Print version ISSN 0102-3616

Rev. bras. ortop. vol.46 no.3 São Paulo  2011

http://dx.doi.org/10.1590/S0102-36162011000300012 

ARTIGO ORIGINAL

 

Avaliação do tratamento cirúrgico das fraturas da coluna toracolombar com material de terceira geração tipo fixador interno

 

 

Adalberto BortolettoI; Luiz Cláudio Lacerda RodriguesII; Marcelo Hide MatsumotoIII

IChefe do Grupo de Patologias da Coluna Vertebral do Departamento de Ortopedia do Hospital Santa Marcelina - São Paulo, SP, Brasil
IIAssistente do Grupo de Patologias da Coluna Vertebral do Departamento de Ortopedia do Hospital Santa Marcelina - São Paulo, SP, Brasil
IIIChefe do Serviço de Ortopedia e Traumatologia do Hospital Santa Marcelina - São Paulo, SP, Brasil

Correspondência

 

 


RESUMO

OBJETIVO: Avaliar o resultado funcional dos pacientes com fratura da coluna toracolombar cirúrgica.
MÉTODO: Foi feito um estudo prospectivo incluindo 100 pacientes portadores de fratura da coluna vertebral nos segmentos torácico e lombar. As lesões foram classificadas conforme a sistemática da AO e os pacientes foram tratados com cirurgia. Avaliou-se a presença de cifose inicial e sua evolução após a intervenção cirúrgica, a presença de dor pós-operatória e sua evolução até 24 semanas do ato cirúrgico. Comparando nossos dados com a literatura.
RESULTADOS: Analisados 100 pacientes cirúrgicos, sendo 37 do tipo A, 46 do tipo B e 17 do tipo C, observamos que os pacientes que se apresentavam com Frankel A mantiveram o quadro, porém, os pacientes com Frankel B ou mais, evoluíram com alguma melhora do quadro; a média da melhora da dor baseada na escala visual analógica (EVA) foi acima de 4 pontos, e o retorno às atividades de rotina diária constatado em todos os pacientes, sendo que o retorno ao trabalho não foi considerado por nós como critério de avaliação.
CONCLUSÃO: Apesar da controvérsia quanto à indicação da cirurgia nas fraturas da coluna, consideramos o método por nós utilizado como satisfatório, com bons resultados e baixo índice de complicações, porém mais estudos prospectivos e randomizados, com um seguimento mais longo, são necessários para uma avaliação deste tipo de fixação.

Descritores: Fraturas da Coluna Vertebral/classificação; Fraturas da Coluna Vertebral/cirurgia; Traumatismos da Medula Espinal; Resultados de Tratamento


 

 

INTRODUÇÃO

A conduta em pacientes com fratura da coluna toracolombar é motivo de controvérsia, motivando, nas últimas décadas, estudos e pesquisas em diversos centros especializados, permitindo novos conceitos e procedimentos mais eficientes na reabilitação precoce dos pacientes, porém existem diferentes opiniões a respeito da melhor conduta.

A utilização do material de terceira geração iniciou com Cotrel e Dubousset(1) no ano de 1985, simultânea à divulgação dos conceitos de estabilização rígida e correção tridimensional.

O fixador interno foi apresentado pela primeira vez em 1987 por Dick(2), sendo baseado no sistema de Margel, e consiste em pinos de Shanz conectados à barra por um sistema que permite movimentação no sentido longitudinal, e que permite também uma movimentação angular.

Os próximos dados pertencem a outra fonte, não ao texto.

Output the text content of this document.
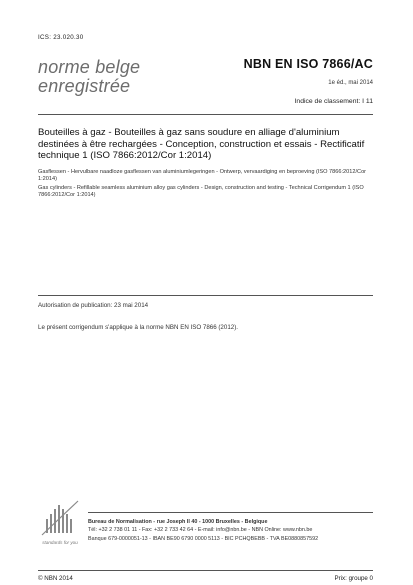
ICS: 23.020.30
norme belge
enregistrée
NBN EN ISO 7866/AC
1e éd., mai 2014
Indice de classement: I 11
Bouteilles à gaz - Bouteilles à gaz sans soudure en alliage d'aluminium destinées à être rechargées - Conception, construction et essais - Rectificatif technique 1 (ISO 7866:2012/Cor 1:2014)
Gasflessen - Hervulbare naadloze gasflessen van aluminiumlegeringen - Ontwerp, vervaardiging en beproeving (ISO 7866:2012/Cor 1:2014)
Gas cylinders - Refillable seamless aluminium alloy gas cylinders - Design, construction and testing - Technical Corrigendum 1 (ISO 7866:2012/Cor 1:2014)
Autorisation de publication: 23 mai 2014
Le présent corrigendum s'applique à la norme NBN EN ISO 7866 (2012).
standards for you
Bureau de Normalisation - rue Joseph II 40 - 1000 Bruxelles - Belgique
Tél: +32 2 738 01 11 - Fax: +32 2 733 42 64 - E-mail: info@nbn.be - NBN Online: www.nbn.be
Banque 679-0000051-13 - IBAN BE90 6790 0000 5113 - BIC PCHQBEBB - TVA BE0880857592
© NBN 2014	Prix: groupe 0
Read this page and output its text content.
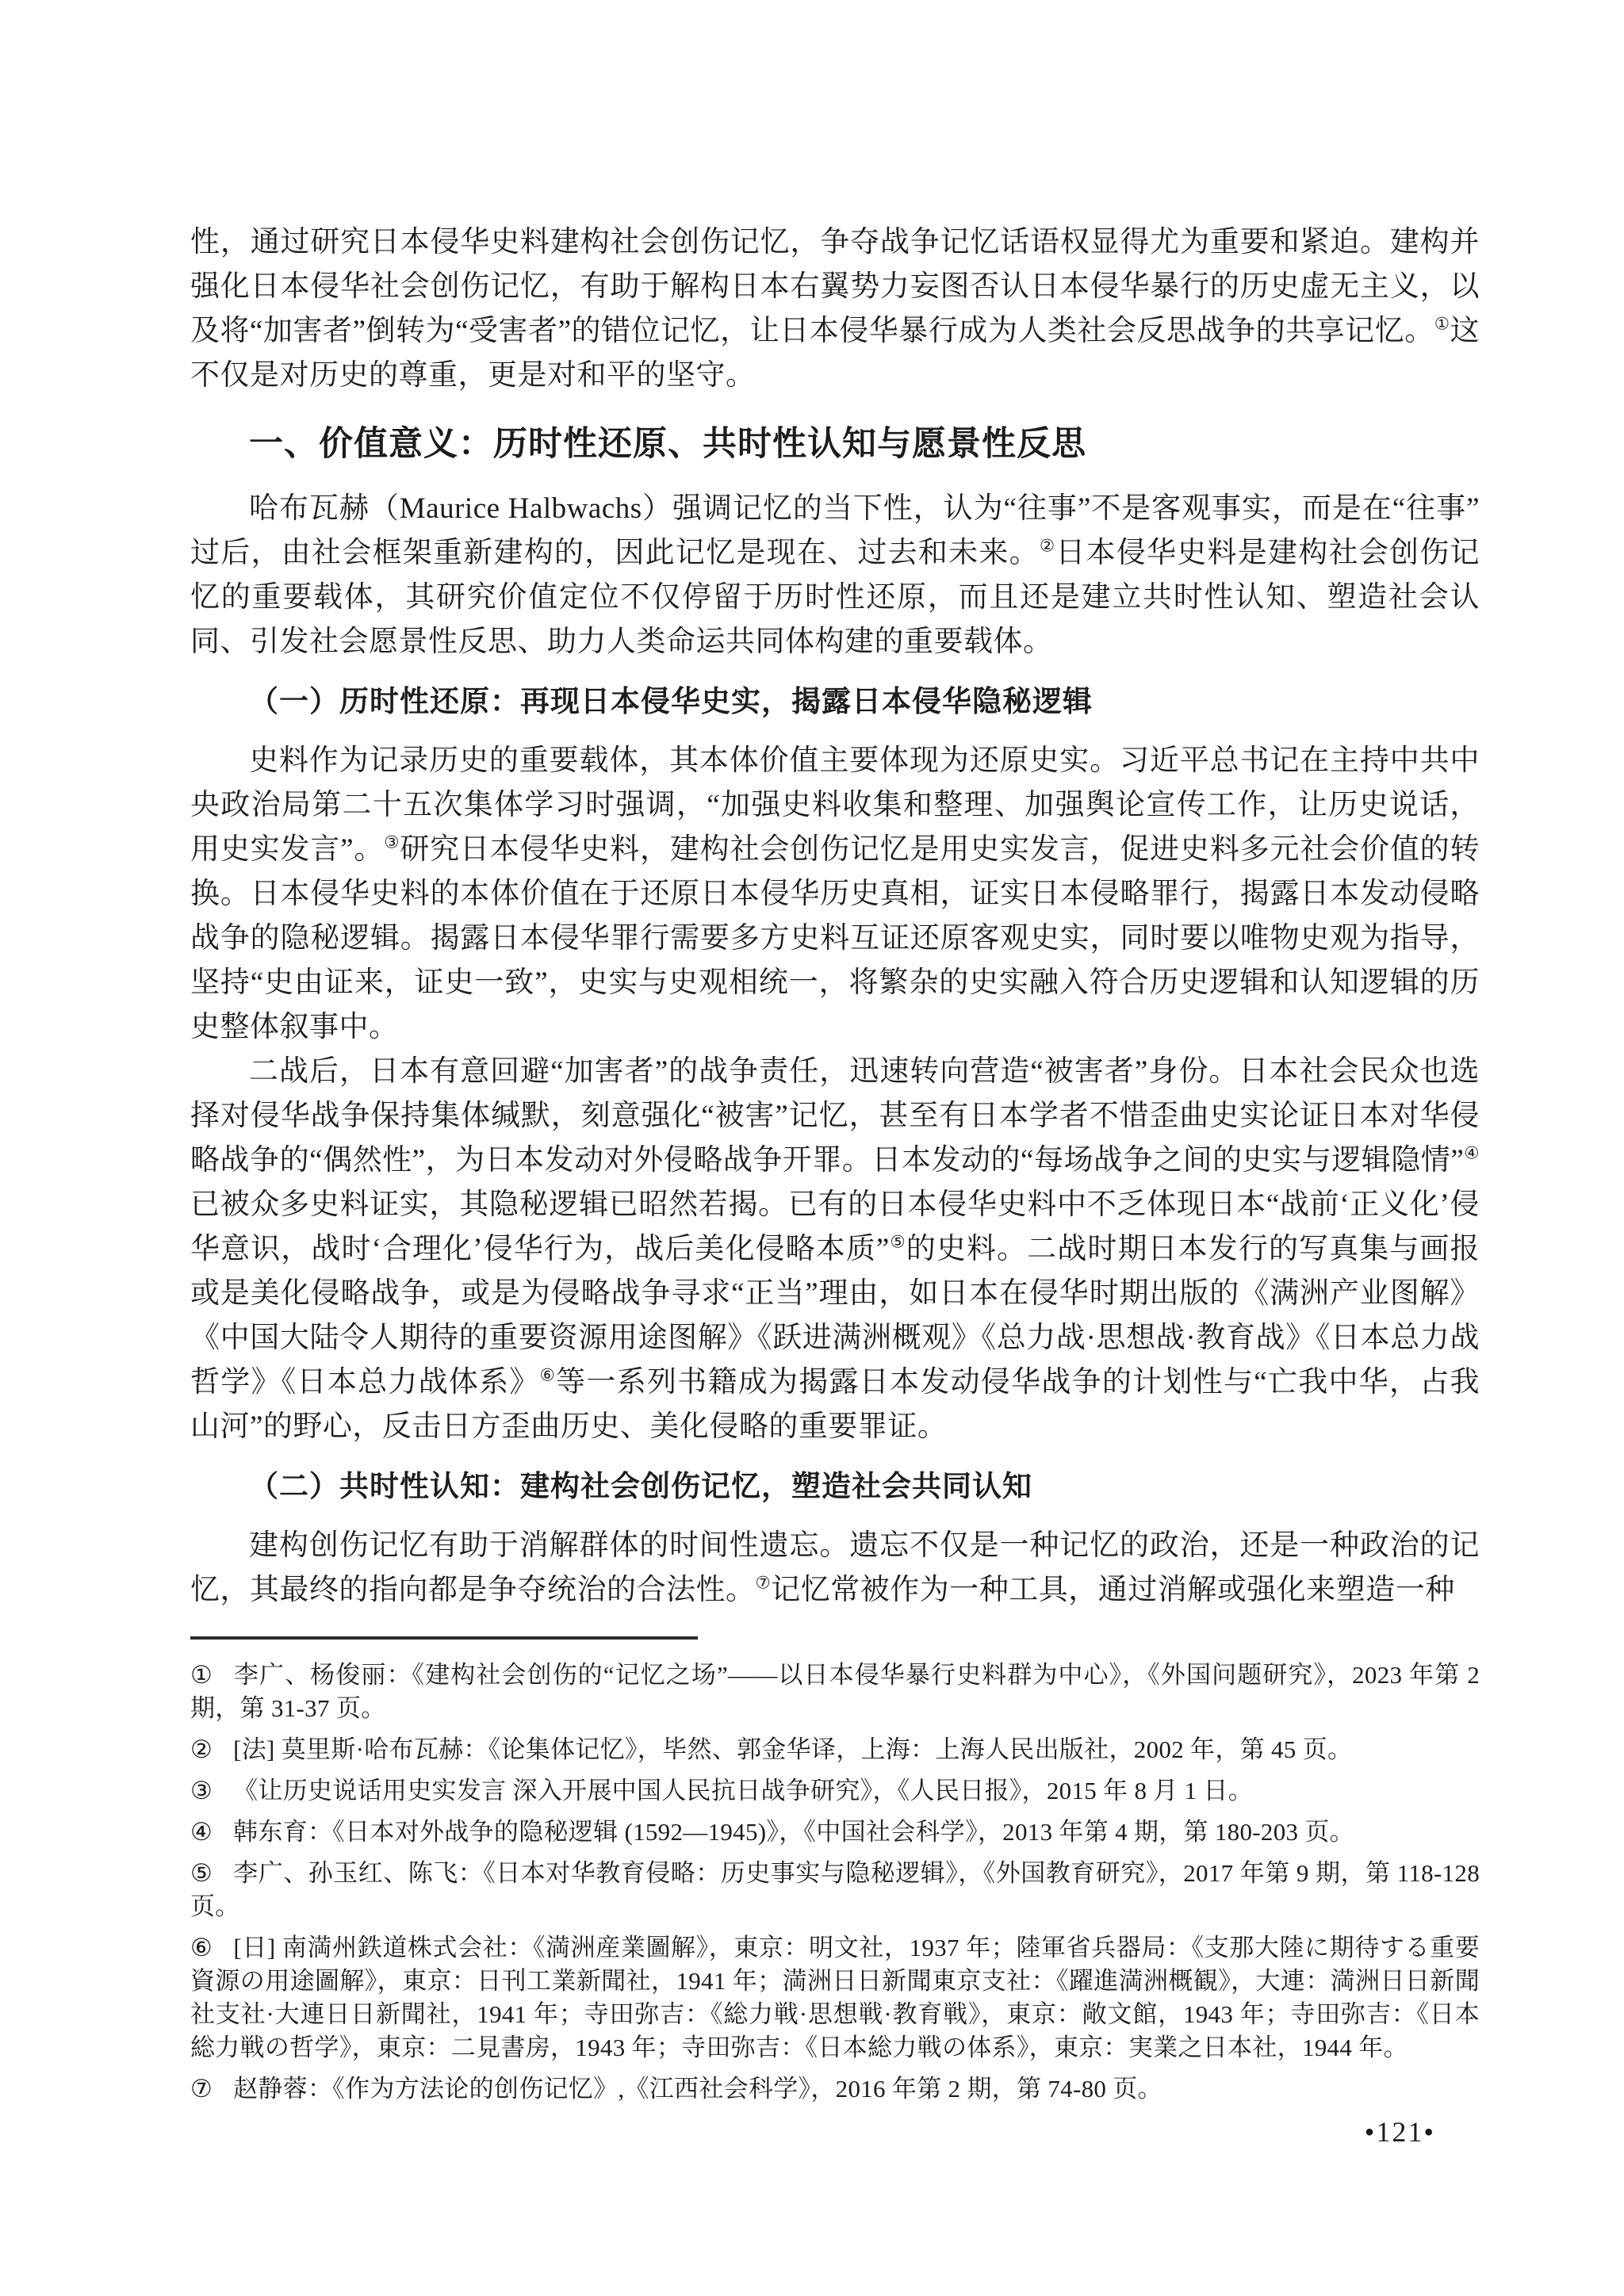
性，通过研究日本侵华史料建构社会创伤记忆，争夺战争记忆话语权显得尤为重要和紧迫。建构并强化日本侵华社会创伤记忆，有助于解构日本右翼势力妄图否认日本侵华暴行的历史虚无主义，以及将“加害者”倒转为“受害者”的错位记忆，让日本侵华暴行成为人类社会反思战争的共享记忆。①这不仅是对历史的尊重，更是对和平的坚守。

一、价值意义：历时性还原、共时性认知与愿景性反思

哈布瓦赫（Maurice Halbwachs）强调记忆的当下性，认为“往事”不是客观事实，而是在“往事”过后，由社会框架重新建构的，因此记忆是现在、过去和未来。②日本侵华史料是建构社会创伤记忆的重要载体，其研究价值定位不仅停留于历时性还原，而且还是建立共时性认知、塑造社会认同、引发社会愿景性反思、助力人类命运共同体构建的重要载体。

（一）历时性还原：再现日本侵华史实，揭露日本侵华隐秘逻辑

史料作为记录历史的重要载体，其本体价值主要体现为还原史实。习近平总书记在主持中共中央政治局第二十五次集体学习时强调，“加强史料收集和整理、加强舆论宣传工作，让历史说话，用史实发言”。③研究日本侵华史料，建构社会创伤记忆是用史实发言，促进史料多元社会价值的转换。日本侵华史料的本体价值在于还原日本侵华历史真相，证实日本侵略罪行，揭露日本发动侵略战争的隐秘逻辑。揭露日本侵华罪行需要多方史料互证还原客观史实，同时要以唯物史观为指导，坚持“史由证来，证史一致”，史实与史观相统一，将繁杂的史实融入符合历史逻辑和认知逻辑的历史整体叙事中。

二战后，日本有意回避“加害者”的战争责任，迅速转向营造“被害者”身份。日本社会民众也选择对侵华战争保持集体缄默，刻意强化“被害”记忆，甚至有日本学者不惜歪曲史实论证日本对华侵略战争的“偶然性”，为日本发动对外侵略战争开罪。日本发动的“每场战争之间的史实与逻辑隐情”④已被众多史料证实，其隐秘逻辑已昭然若揭。已有的日本侵华史料中不乏体现日本“战前‘正义化’侵华意识，战时‘合理化’侵华行为，战后美化侵略本质”⑤的史料。二战时期日本发行的写真集与画报或是美化侵略战争，或是为侵略战争寻求“正当”理由，如日本在侵华时期出版的《满洲产业图解》《中国大陆令人期待的重要资源用途图解》《跃进满洲概观》《总力战·思想战·教育战》《日本总力战哲学》《日本总力战体系》⑥等一系列书籍成为揭露日本发动侵华战争的计划性与“亡我中华，占我山河”的野心，反击日方歪曲历史、美化侵略的重要罪证。

（二）共时性认知：建构社会创伤记忆，塑造社会共同认知

建构创伤记忆有助于消解群体的时间性遗忘。遗忘不仅是一种记忆的政治，还是一种政治的记忆，其最终的指向都是争夺统治的合法性。⑦记忆常被作为一种工具，通过消解或强化来塑造一种

① 李广、杨俊丽：《建构社会创伤的“记忆之场”——以日本侵华暴行史料群为中心》，《外国问题研究》，2023 年第 2 期，第 31-37 页。

② [法] 莫里斯·哈布瓦赫：《论集体记忆》，毕然、郭金华译，上海：上海人民出版社，2002 年，第 45 页。

③ 《让历史说话用史实发言 深入开展中国人民抗日战争研究》，《人民日报》，2015 年 8 月 1 日。

④ 韩东育：《日本对外战争的隐秘逻辑 (1592—1945)》，《中国社会科学》，2013 年第 4 期，第 180-203 页。

⑤ 李广、孙玉红、陈飞：《日本对华教育侵略：历史事实与隐秘逻辑》，《外国教育研究》，2017 年第 9 期，第 118-128 页。

⑥ [日] 南満州鉄道株式会社：《満洲産業圖解》，東京：明文社，1937 年；陸軍省兵器局：《支那大陸に期待する重要資源の用途圖解》，東京：日刊工業新聞社，1941 年；満洲日日新聞東京支社：《躍進満洲概観》，大連：満洲日日新聞社支社·大連日日新聞社，1941 年；寺田弥吉：《総力戦·思想戦·教育戦》，東京：敞文館，1943 年；寺田弥吉：《日本総力戦の哲学》，東京：二見書房，1943 年；寺田弥吉：《日本総力戦の体系》，東京：実業之日本社，1944 年。

⑦ 赵静蓉：《作为方法论的创伤记忆》,《江西社会科学》，2016 年第 2 期，第 74-80 页。

•121•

Pinos longos permitem uma redução manual sendo os mesmos cortados após a fixação do sistema.

O objetivo deste trabalho consiste na análise de 100 pacientes com fratura da coluna toracolombar tratados de modo cirúrgico com material de terceira geração tipo fixador interno, na zona leste de São Paulo, baseado em critérios clínicos e radiológicos, e correlacionando os parâmetros clínicos e presença da deformidade residual além de avaliar a progressão da deformidade no segmento pós-operatório.

 

MATERIAIS E MÉTODOS

Estudo prospectivo, em que todo paciente com fratura de coluna toracolombar, que aceitasse participar, foi incluído no trabalho, sendo a avaliação finalizada 24 semanas após a avaliação do último paciente incluído.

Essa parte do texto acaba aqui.